Working With Large Models In Entity Framework – Part 2
In my last post I talked about some of the issues you typically face when using a large Entity model in your application. I have also described a few things that you can use to mitigate some of these problems. In this post I will walk through a couple of examples to demonstrate how you can split one large entity model into smaller ones while reusing types thus avoiding duplication.
Sub-dividing the model into smaller models with type reuse
The concept of “Using” in CSDL schema will allow you to do this. This is a pretty powerful feature that will enable you to create multiple models and let you reuse types in different models.
There are a few problems with using this approach which include:
a) No designer support: The designer does not support “Using”. So you would have to create your model first using designer and then edit the xml to use Entities from a related model.

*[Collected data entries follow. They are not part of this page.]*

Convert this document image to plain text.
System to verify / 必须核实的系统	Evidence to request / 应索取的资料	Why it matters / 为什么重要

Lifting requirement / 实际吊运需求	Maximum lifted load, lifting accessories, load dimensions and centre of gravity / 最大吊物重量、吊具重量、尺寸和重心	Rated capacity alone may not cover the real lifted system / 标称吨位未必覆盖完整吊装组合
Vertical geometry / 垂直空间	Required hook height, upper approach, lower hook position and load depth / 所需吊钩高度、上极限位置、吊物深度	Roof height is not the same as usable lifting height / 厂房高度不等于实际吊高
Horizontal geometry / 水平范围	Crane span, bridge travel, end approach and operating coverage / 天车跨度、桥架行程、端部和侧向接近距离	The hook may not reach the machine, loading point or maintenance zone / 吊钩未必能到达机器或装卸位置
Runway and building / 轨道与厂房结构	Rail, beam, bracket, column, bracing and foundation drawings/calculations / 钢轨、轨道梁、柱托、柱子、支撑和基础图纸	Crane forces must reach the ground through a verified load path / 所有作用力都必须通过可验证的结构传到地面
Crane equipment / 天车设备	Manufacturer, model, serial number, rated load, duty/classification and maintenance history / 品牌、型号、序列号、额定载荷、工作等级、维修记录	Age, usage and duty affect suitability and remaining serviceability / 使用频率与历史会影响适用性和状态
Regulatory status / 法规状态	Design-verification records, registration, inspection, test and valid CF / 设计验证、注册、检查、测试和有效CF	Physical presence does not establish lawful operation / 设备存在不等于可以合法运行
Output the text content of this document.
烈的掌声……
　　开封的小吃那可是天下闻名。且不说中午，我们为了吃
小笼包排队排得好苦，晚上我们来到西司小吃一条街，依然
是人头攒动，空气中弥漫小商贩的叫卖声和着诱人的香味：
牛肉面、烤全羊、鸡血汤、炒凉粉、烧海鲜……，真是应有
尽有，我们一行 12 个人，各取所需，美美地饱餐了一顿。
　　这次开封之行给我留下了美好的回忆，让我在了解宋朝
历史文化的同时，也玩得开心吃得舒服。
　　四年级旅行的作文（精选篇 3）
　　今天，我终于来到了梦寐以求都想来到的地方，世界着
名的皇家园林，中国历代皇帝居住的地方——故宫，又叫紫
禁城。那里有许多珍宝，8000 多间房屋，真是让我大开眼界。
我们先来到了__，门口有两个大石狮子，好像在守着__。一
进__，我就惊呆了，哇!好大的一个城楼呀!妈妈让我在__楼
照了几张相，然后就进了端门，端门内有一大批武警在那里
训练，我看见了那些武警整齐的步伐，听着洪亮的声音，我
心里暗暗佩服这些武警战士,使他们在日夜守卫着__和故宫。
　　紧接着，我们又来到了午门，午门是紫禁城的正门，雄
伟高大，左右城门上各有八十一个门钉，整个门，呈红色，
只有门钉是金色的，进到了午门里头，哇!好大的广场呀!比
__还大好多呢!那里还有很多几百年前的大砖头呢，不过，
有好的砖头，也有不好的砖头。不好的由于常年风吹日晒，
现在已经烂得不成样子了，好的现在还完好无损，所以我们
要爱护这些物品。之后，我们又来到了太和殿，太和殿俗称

b) Bi-Directional Navigation Not Supported: Since you cannot create cycles when creating model dependencies, you can declare navigation properties only in one model.
But even with these short comings, dividing the model into smaller models will make sense in a lot of cases. There are two ways you can sub-divide your model.
a. Multiple CSDL files( Models) while sharing MSL and SSDL:
The advantage with this approach is that the object model for your types is much cleaner. You don’t have the problem of having 1000 types in a single namespace. But it won’t solve the problem of performance or Intellisense.
How to create multiple CSDL files that will share MSL and SSDL:
The example uses Northwind sample database.
1. Create a new Ado.Net Entity Data Model using the Entity Data Model Wizard by pointing to Northwind database and choosing Products, Categories and Suppliers tables.
2. Change the “Metadata Artifact Processing” property of Edmx file to “Copy to Output Directory” directory and build the solution. This will drop the CSDL, SSDL and MSL files in the build output path.
3. Copy the schema files (CSDL, SSDL and MSL) to another location. This location will be used in the Metadata parameter of the EntityConnection string. Let’s call these files – model1.csdl, model.ssdl, model.msl
4. Open the CSDL file and copy the Cateogories Entity Type to a separate CSDL file. Let’s call this file model2.csdl. Use a different namespace for this schema. Let’s say this is NorthwindModelBase.
5. Remove the Categories entity type from the Model1.csdl.
6. Add a Using statement to import the newly created namespace.
Ex:
<Schema Namespace="NorthwindModel" Alias="Self" xmlns="https://schemas.microsoft.com/ado/2006/04/edm">
<Using Namespace="NorthwindModelBase" Alias="BaseModel" />
7. Change the Categories EntitySet and FK_Products_Categories to refer to the Categories Entity type.
Ex:
<Association Name="FK_Products_Categories">
<End Role="Categories" Type="BaseModel.Categories" Multiplicity="0..1" />
<End Role="Products" Type="NorthwindModel.Products" Multiplicity="*" />
</Association>
8. Use EdmGen to create two different C# files for these models.
Command:
a. edmgen /mode:EntityClassGeneration /incsdl:model1.csdl
/refcsdl:model2.csdl /outobjectlayer:model1.cs
b.edmgen /mode:EntityClassGeneration /incsdl:model2.csdl
/outobjectlayer: model2.cs
9. You can compile these c# files into the same assembly or a different assembly.
10. The Metadata property of the Connection string should point to both the CSDL files in addition to the SSDL and MSL files.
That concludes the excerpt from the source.